A pesar de los esfuerzos que se realizan, la motocicleta es el único tipo de vehículo que ve aumentar el número de accidentes y víctimas cada año.

Los desplazamientos en motocicleta o ciclomotor suponen un riesgo de lesión que es entre 20 y 40 veces superior al correspondiente a un conductor de automóvil.

Además de algunas de las recomendaciones anteriores, al circular con motocicleta hay que tener en cuenta los siguientes puntos:

  • Recordar que es obligatorio el uso del casco reglamentario, tanto para el conductor como para el pasajero. Conviene tener presente que, en caso de accidente, el casco es el único elemento de protección capaz de evitar las lesiones en la cabeza. Su uso reduce las muertes en un tercio y evita dos de cada tres lesiones cerebrales, las cuales producen el 85% de las muertes y la mitad de los heridos de motos y ciclomotores.
  • Conducir con ropa visible y adecuada
  • Circular con la luz corta durante el día.
  • No llevar cargas que puedan entorpecer la circulación, sobre todo si están mal sujetas, son muy voluminosas o están mal equilibradas.

Estado del vehículo

El correcto cuidado y mantenimiento del vehículo es un factor imprescindible para garantizar nuestra seguridad y la del resto de usuarios de las vías de circulación. Aunque tengamos en cuenta todas las recomendaciones anteriores, si nuestro vehículo no se encuentra en un estado óptimo, puede ser el causante de un accidente.
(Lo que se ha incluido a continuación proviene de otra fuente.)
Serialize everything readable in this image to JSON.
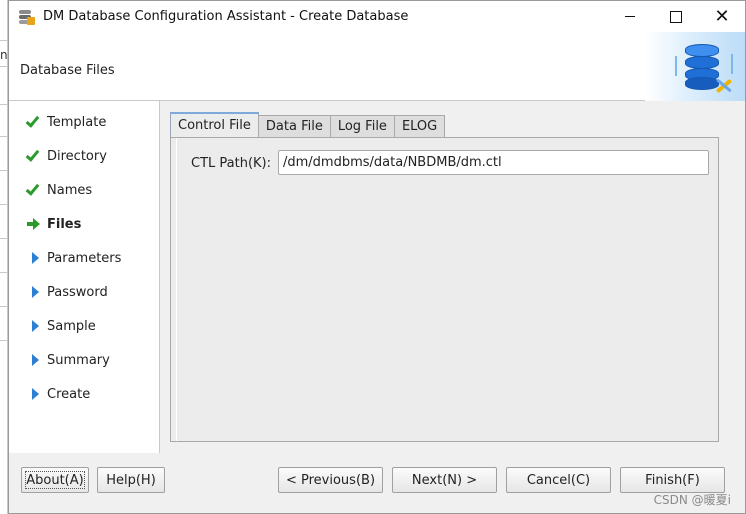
{
  "window": {
    "title": "DM Database Configuration Assistant - Create Database",
    "controls": {
      "minimize": "",
      "maximize": "",
      "close": "✕"
    }
  },
  "background_window": {
    "glyph": "n"
  },
  "header": {
    "title": "Database Files",
    "icon": "database-config-icon"
  },
  "steps": [
    {
      "label": "Template",
      "state": "done",
      "icon": "check-icon"
    },
    {
      "label": "Directory",
      "state": "done",
      "icon": "check-icon"
    },
    {
      "label": "Names",
      "state": "done",
      "icon": "check-icon"
    },
    {
      "label": "Files",
      "state": "current",
      "icon": "arrow-right-icon"
    },
    {
      "label": "Parameters",
      "state": "pending",
      "icon": "triangle-right-icon"
    },
    {
      "label": "Password",
      "state": "pending",
      "icon": "triangle-right-icon"
    },
    {
      "label": "Sample",
      "state": "pending",
      "icon": "triangle-right-icon"
    },
    {
      "label": "Summary",
      "state": "pending",
      "icon": "triangle-right-icon"
    },
    {
      "label": "Create",
      "state": "pending",
      "icon": "triangle-right-icon"
    }
  ],
  "tabs": [
    {
      "label": "Control File",
      "active": true
    },
    {
      "label": "Data File",
      "active": false
    },
    {
      "label": "Log File",
      "active": false
    },
    {
      "label": "ELOG",
      "active": false
    }
  ],
  "control_file": {
    "ctl_path_label": "CTL Path(K):",
    "ctl_path_value": "/dm/dmdbms/data/NBDMB/dm.ctl"
  },
  "buttons": {
    "about": "About(A)",
    "help": "Help(H)",
    "previous": "< Previous(B)",
    "next": "Next(N) >",
    "cancel": "Cancel(C)",
    "finish": "Finish(F)"
  },
  "watermark": "CSDN @暖夏i",
  "colors": {
    "done": "#2c9a2c",
    "pending": "#2d7fd3",
    "tab_active_accent": "#7ea9dc"
  }
}
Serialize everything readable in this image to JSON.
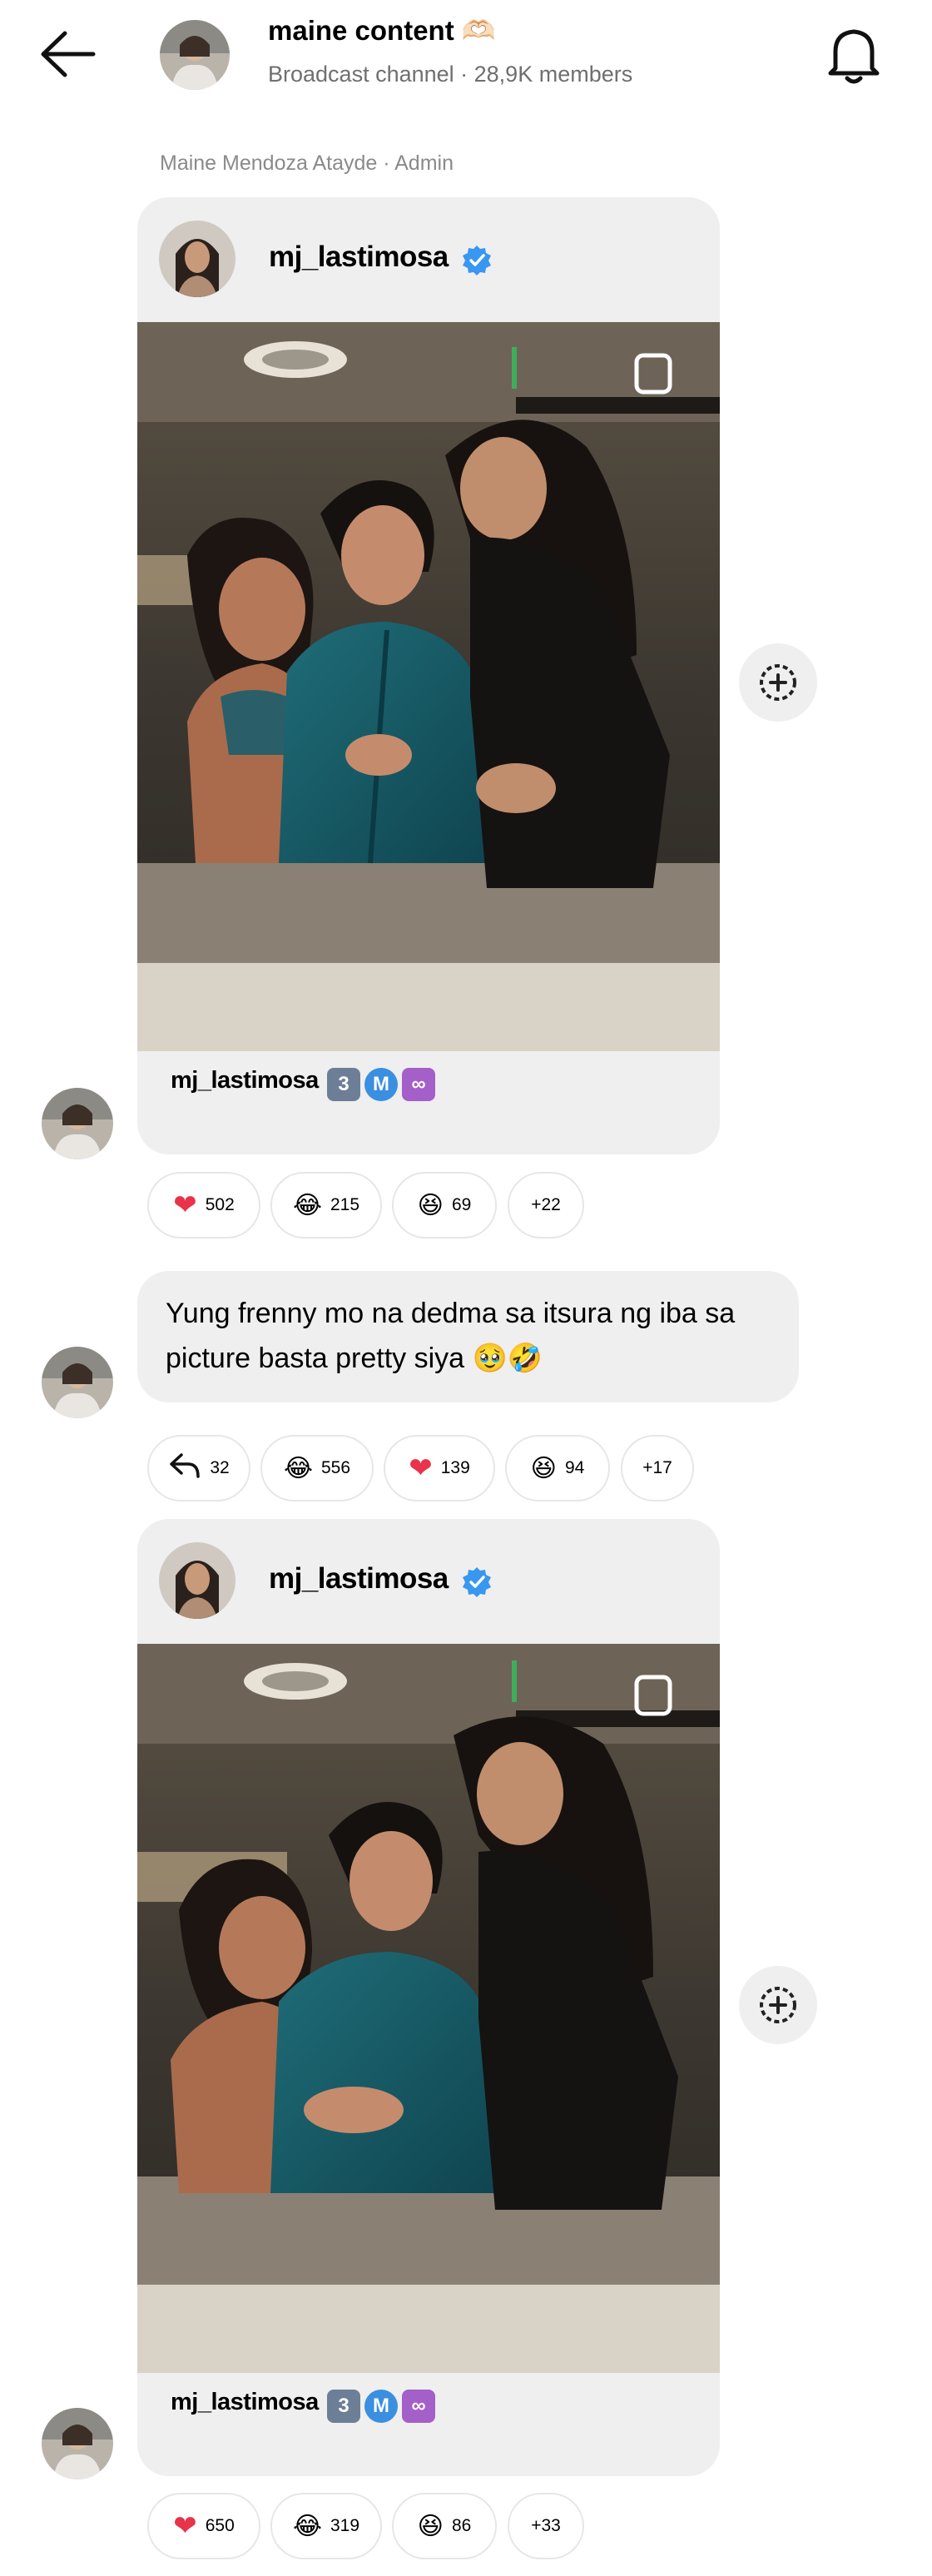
{
  "header": {
    "channel_name": "maine content 🫶🏻",
    "channel_subtitle": "Broadcast channel · 28,9K members",
    "admin_label": "Maine Mendoza Atayde · Admin"
  },
  "posts": [
    {
      "account_name": "mj_lastimosa",
      "caption_name": "mj_lastimosa",
      "caption_badges": [
        "3",
        "M",
        "∞"
      ],
      "reactions": [
        {
          "icon": "heart-emoji",
          "glyph": "❤",
          "count": "502"
        },
        {
          "icon": "laughing-tears-emoji",
          "glyph": "😂",
          "count": "215"
        },
        {
          "icon": "grinning-squint-emoji",
          "glyph": "😆",
          "count": "69"
        },
        {
          "icon": "more-reactions",
          "glyph": "",
          "count": "+22"
        }
      ]
    },
    {
      "account_name": "mj_lastimosa",
      "caption_name": "mj_lastimosa",
      "caption_badges": [
        "3",
        "M",
        "∞"
      ],
      "reactions": [
        {
          "icon": "heart-emoji",
          "glyph": "❤",
          "count": "650"
        },
        {
          "icon": "laughing-tears-emoji",
          "glyph": "😂",
          "count": "319"
        },
        {
          "icon": "grinning-squint-emoji",
          "glyph": "😆",
          "count": "86"
        },
        {
          "icon": "more-reactions",
          "glyph": "",
          "count": "+33"
        }
      ]
    }
  ],
  "text_message": {
    "text": "Yung frenny mo na dedma sa itsura ng iba sa picture basta pretty siya 🥹🤣",
    "reactions": [
      {
        "icon": "reply-icon",
        "glyph": "",
        "count": "32"
      },
      {
        "icon": "laughing-tears-emoji",
        "glyph": "😂",
        "count": "556"
      },
      {
        "icon": "heart-emoji",
        "glyph": "❤",
        "count": "139"
      },
      {
        "icon": "grinning-squint-emoji",
        "glyph": "😆",
        "count": "94"
      },
      {
        "icon": "more-reactions",
        "glyph": "",
        "count": "+17"
      }
    ]
  },
  "colors": {
    "bubble_bg": "#efefef",
    "verified_blue": "#3897f0",
    "heart_red": "#e8334a",
    "muted_text": "#6f6f6f"
  }
}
Lo primero que tienen que tener en cuenta es que todo vehículo que utilice ha de pasar la ITV obligatoria, donde se comprobará el correcto estado de aquellos elementos que afecten a su seguridad. Además, es conveniente someter al vehículo a una puesta a punto y a las correspondientes revisiones en función de lo que determine el fabricante.

El conductor ha de realizar una serie de sencillas comprobaciones en el vehículo que ayudan a mantener la seguridad en la conducción. En particular, conviene comprobar el correcto funcionamiento de los frenos, de la dirección, de la batería, de las luces y de los limpiaparabrisas, así como mantener limpios los cristales y comprobar periódicamente el nivel de los líquidos y el estado de los neumáticos.